La Comunitat Valenciana vuelve a sacar pecho en el panorama gastronómico nacional gracias a un nuevo reconocimiento. Un queso de cabra elaborado en Elche ha logrado alzarse con la medalla de oro al mejor queso joven de leche de cabra en el Campeonato de los Mejores Quesos de España 2026, uno de los certámenes más importantes del sector.
El galardón ha sido para el queso semicurado al vino de la gama Caprillice, producido por la quesería Lácteos Segarra, una empresa familiar con una larga tradición en el mundo caprino. El premio se ha entregado en el marco del Salón Gourmets de Madrid, donde más de 800 quesos de toda España han competido ante un jurado especializado.
Este reconocimiento no es casual. El queso premiado destaca por una elaboración cuidada que combina la intensidad propia de la leche de cabra con los matices que aporta su maduración al vino tinto, logrando un equilibrio muy particular tanto en aroma como en sabor. El resultado es un producto con personalidad, capaz de diferenciarse dentro de una categoría especialmente competitiva.
Tradición quesera desde Elche:
Detrás de este éxito está Lácteos Segarra, una quesería con raíces profundas en la ganadería caprina. Su historia se remonta a varias generaciones atrás, aunque fue en 1964 cuando comenzaron de forma oficial con la elaboración artesanal de quesos.
Desde entonces, la firma ha sabido evolucionar sin perder su esencia, manteniendo procesos tradicionales y apostando por la calidad de la materia prima. Hoy en día, sus productos, comercializados bajo marcas como Caprillice, Keslay e Illiqués, han conseguido posicionarse tanto a nivel nacional como internacional.
Un queso con identidad propia (y muy versátil):
El queso semicurado al vino premiado pertenece a la categoría de cabra joven y presenta una textura firme y semiblanda que facilita tanto el corte como la degustación.
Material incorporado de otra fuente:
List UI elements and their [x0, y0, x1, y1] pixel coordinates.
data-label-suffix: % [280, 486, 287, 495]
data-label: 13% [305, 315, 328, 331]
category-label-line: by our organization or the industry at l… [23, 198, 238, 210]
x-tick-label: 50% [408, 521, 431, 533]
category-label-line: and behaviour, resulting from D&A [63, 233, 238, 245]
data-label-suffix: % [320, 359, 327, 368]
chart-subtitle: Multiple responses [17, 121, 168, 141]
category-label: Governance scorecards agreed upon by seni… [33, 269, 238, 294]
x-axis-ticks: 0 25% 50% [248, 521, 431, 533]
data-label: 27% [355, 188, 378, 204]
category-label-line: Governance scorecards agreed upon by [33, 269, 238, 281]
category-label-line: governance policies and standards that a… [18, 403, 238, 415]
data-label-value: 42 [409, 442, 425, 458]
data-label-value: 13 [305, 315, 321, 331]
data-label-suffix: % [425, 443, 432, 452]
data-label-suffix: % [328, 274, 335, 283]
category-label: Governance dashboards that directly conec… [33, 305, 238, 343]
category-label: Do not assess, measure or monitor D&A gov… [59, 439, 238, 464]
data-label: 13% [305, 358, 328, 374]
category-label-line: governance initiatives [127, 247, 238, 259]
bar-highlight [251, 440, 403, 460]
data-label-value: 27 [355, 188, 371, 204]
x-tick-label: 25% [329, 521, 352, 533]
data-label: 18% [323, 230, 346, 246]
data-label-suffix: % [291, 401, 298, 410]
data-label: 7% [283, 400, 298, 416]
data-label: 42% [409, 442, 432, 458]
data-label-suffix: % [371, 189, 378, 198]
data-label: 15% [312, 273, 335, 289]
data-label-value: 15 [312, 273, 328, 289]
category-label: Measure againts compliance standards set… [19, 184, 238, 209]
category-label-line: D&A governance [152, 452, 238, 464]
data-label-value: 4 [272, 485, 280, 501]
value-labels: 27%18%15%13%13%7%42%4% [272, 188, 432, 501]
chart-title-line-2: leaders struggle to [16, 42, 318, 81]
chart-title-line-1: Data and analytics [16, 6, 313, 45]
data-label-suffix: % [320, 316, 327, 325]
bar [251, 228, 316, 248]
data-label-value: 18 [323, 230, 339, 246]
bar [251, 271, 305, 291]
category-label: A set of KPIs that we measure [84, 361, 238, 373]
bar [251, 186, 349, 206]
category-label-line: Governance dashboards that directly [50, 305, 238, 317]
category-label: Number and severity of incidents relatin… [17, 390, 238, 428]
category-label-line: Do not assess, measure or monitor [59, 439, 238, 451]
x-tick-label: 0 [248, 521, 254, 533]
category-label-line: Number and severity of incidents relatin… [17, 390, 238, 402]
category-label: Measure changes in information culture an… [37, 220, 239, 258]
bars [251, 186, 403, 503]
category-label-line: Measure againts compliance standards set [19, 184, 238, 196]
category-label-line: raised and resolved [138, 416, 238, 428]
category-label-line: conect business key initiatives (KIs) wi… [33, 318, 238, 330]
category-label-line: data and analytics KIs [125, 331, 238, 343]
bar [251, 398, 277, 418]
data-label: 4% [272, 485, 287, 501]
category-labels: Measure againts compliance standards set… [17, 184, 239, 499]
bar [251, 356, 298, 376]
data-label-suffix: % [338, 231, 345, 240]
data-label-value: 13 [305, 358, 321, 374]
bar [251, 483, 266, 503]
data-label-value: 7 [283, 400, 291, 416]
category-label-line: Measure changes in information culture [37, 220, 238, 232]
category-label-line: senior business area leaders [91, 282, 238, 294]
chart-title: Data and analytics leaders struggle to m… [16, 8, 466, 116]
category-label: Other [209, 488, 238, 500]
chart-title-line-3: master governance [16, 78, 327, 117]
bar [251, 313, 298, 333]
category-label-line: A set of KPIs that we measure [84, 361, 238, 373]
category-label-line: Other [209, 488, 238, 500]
En boca ofrece un sabor intenso a leche de cabra, al que se suma un toque afrutado muy característico procedente de su corteza bañada en vino tinto, responsable también de su aroma tan reconocible.
Se trata, además, de un producto pensado para distintos usos y formatos, ya que se comercializa tanto en piezas grandes de unos 2,5 kilos, como en formatos más pequeños de 400 gramos o cuñas de 150 gramos, lo que lo hace accesible tanto para hostelería como para consumo doméstico.
Otro aspecto a tener en cuenta es su conservación, ya que debe mantenerse refrigerado entre 4 y 8 ºC, y cuenta con una vida útil de hasta 180 días, algo que facilita su distribución y consumo sin perder cualidades.
Más allá del premio, este tipo de reconocimientos ponen en valor el trabajo de queserías que siguen apostando por la tradición y el producto bien hecho. En este caso, además, con el valor añadido de representar a la Vega Baja del Segura dentro del mapa gastronómico español.